Contexte
La superficie des terres boisées du Canada le classe au troisième pays en importance à ce chapitre à l’échelle mondiale. La forêt soutient des centaines de milliers d’emplois et représente une contribution de nombreux milliards de dollars au PIB et aux exportations[1]. En ce sens, les forêts canadiennes constituent l’épine dorsale d’une importante part de l’activité économique du pays. L’activité du secteur forestier commence par la récolte, c.-à-d. l’extraction des matières premières des forêts, qui nécessite la participation des exploitants forestiers, des transporteurs, des experts en sylviculture et des fermes forestières. Les produits passent ensuite par des chaînes d’approvisionnement complexes regroupant les producteurs de bois d’œuvre, les fabricants de granules de bois, les fabricants de panneaux de particule et de contreplaqué et les usines de pâtes et papier. Les utilisateurs finaux dans l’ensemble du pays et de la planète tirent profit de cette industrie.
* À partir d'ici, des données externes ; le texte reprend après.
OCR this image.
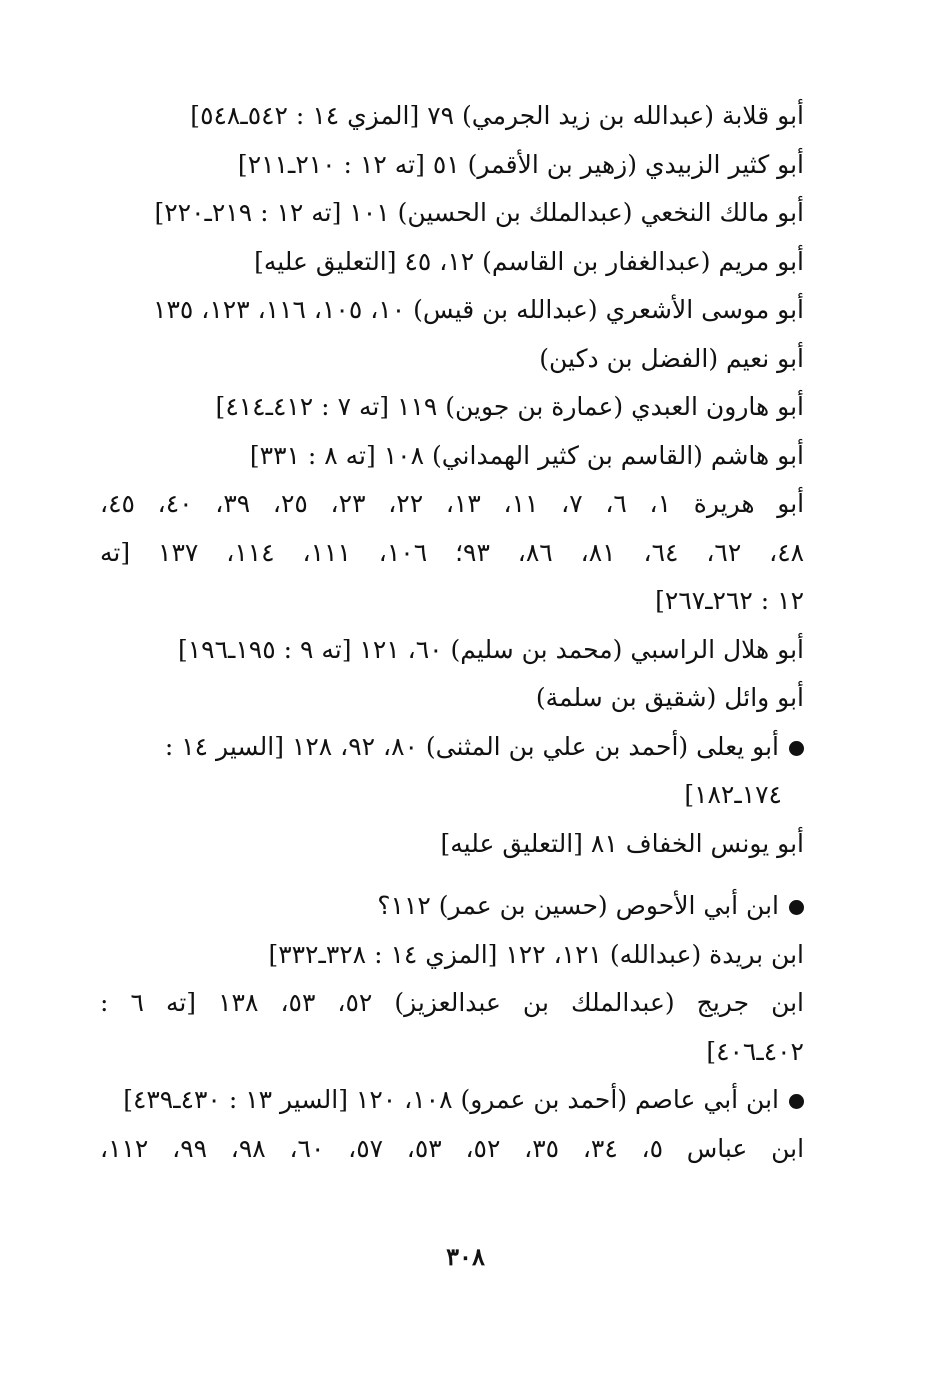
أبو قلابة (عبدالله بن زيد الجرمي) ٧٩ [المزي ١٤ : ٥٤٢ـ٥٤٨]
أبو كثير الزبيدي (زهير بن الأقمر) ٥١ [ته ١٢ : ٢١٠ـ٢١١]
أبو مالك النخعي (عبدالملك بن الحسين) ١٠١ [ته ١٢ : ٢١٩ـ٢٢٠]
أبو مريم (عبدالغفار بن القاسم) ١٢، ٤٥ [التعليق عليه]
أبو موسى الأشعري (عبدالله بن قيس) ١٠، ١٠٥، ١١٦، ١٢٣، ١٣٥
أبو نعيم (الفضل بن دكين)
أبو هارون العبدي (عمارة بن جوين) ١١٩ [ته ٧ : ٤١٢ـ٤١٤]
أبو هاشم (القاسم بن كثير الهمداني) ١٠٨ [ته ٨ : ٣٣١]
أبو هريرة ١، ٦، ٧، ١١، ١٣، ٢٢، ٢٣، ٢٥، ٣٩، ٤٠، ٤٥،
٤٨، ٦٢، ٦٤، ٨١، ٨٦، ٩٣؛ ١٠٦، ١١١، ١١٤، ١٣٧ [ته
١٢ : ٢٦٢ـ٢٦٧]
أبو هلال الراسبي (محمد بن سليم) ٦٠، ١٢١ [ته ٩ : ١٩٥ـ١٩٦]
أبو وائل (شقيق بن سلمة)
أبو يعلى (أحمد بن علي بن المثنى) ٨٠، ٩٢، ١٢٨ [السير ١٤ :
١٧٤ـ١٨٢]
أبو يونس الخفاف ٨١ [التعليق عليه]
ابن أبي الأحوص (حسين بن عمر) ١١٢؟
ابن بريدة (عبدالله) ١٢١، ١٢٢ [المزي ١٤ : ٣٢٨ـ٣٣٢]
ابن جريج (عبدالملك بن عبدالعزيز) ٥٢، ٥٣، ١٣٨ [ته ٦ :
٤٠٢ـ٤٠٦]
ابن أبي عاصم (أحمد بن عمرو) ١٠٨، ١٢٠ [السير ١٣ : ٤٣٠ـ٤٣٩]
ابن عباس ٥، ٣٤، ٣٥، ٥٢، ٥٣، ٥٧، ٦٠، ٩٨، ٩٩، ١١٢،
٣٠٨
Le bois d’œuvre canadien est utilisé pour la construction de nos maisons, les déchets ligneux canadiens pour chauffer nos résidences, et la pulpe de bois canadienne pour le papier et les fournitures d’emballage de tous les jours.
Les chaînes d’approvisionnement du secteur forestier canadien ont évolué de sorte à réduire au minimum les déchets rejetés lors de la récolte, en attribuant une fin précise à chaque bille. Ainsi, une « bille de sciage » diffère d’une « bille à pâte ». La sciure de bois diffère de la raboture, qui elle diffère des copeaux de bois. Dans le même ordre d’idée, la pâte fabriquée à partir de bois résineux présente des caractéristiques différentes de celle qui provient de bois de feuillus. Les billes de bois peuvent être transformées en bois d’œuvre (dont il existe différentes classes selon son utilisation prévue), en poteaux téléphoniques ou en poteaux de clôture. La sciure de bois peut être utilisée dans les chaudières pour le chauffage ou encore transformée en panneaux de particules. Les copeaux de bois sont acheminés aux usines de pâtes, tandis que la raboture peut être utilisée pour servir de litière aux animaux. Le secteur canadien a évolué de sorte que ses industries déploient tous les efforts nécessaires pour s’assurer de tirer le meilleur profit des ressources récoltées.
La gestion des forêts canadiennes relève des gouvernements provinciaux. Chaque province a une approche légèrement distincte quant à la façon de gérer ses forêts, bien que la majorité ait en place des « systèmes de tenure forestière », c.-à-d. des mécanismes d’impartition des droits d’accès à une région donnée en vue d’y récolter du bois. Les utilisateurs finaux du secteur de la fabrication dans chaque province ont aussi adopté différentes méthodes pour acquérir leur produit. Par exemple, en Nouvelle-Écosse, les terres privées jouent un rôle important dans l’approvisionnement des produits[2]. En Colombie-Britannique, près de 100 % des produits récoltés proviennent des terres publiques de la province. Toutefois, l’entreprise BC Timber Sales gère près de 20 % de la possibilité annuelle de coupe, ce lui permet d’accéder relativement facilement aux forêts pour des utilisations restreintes à court terme.
Le fait que l’on tire divers produits des différentes forêts du Canada, combiné à une forte réglementation de l’extraction, fait du secteur canadien un secteur très compliqué au chapitre de la production de statistiques.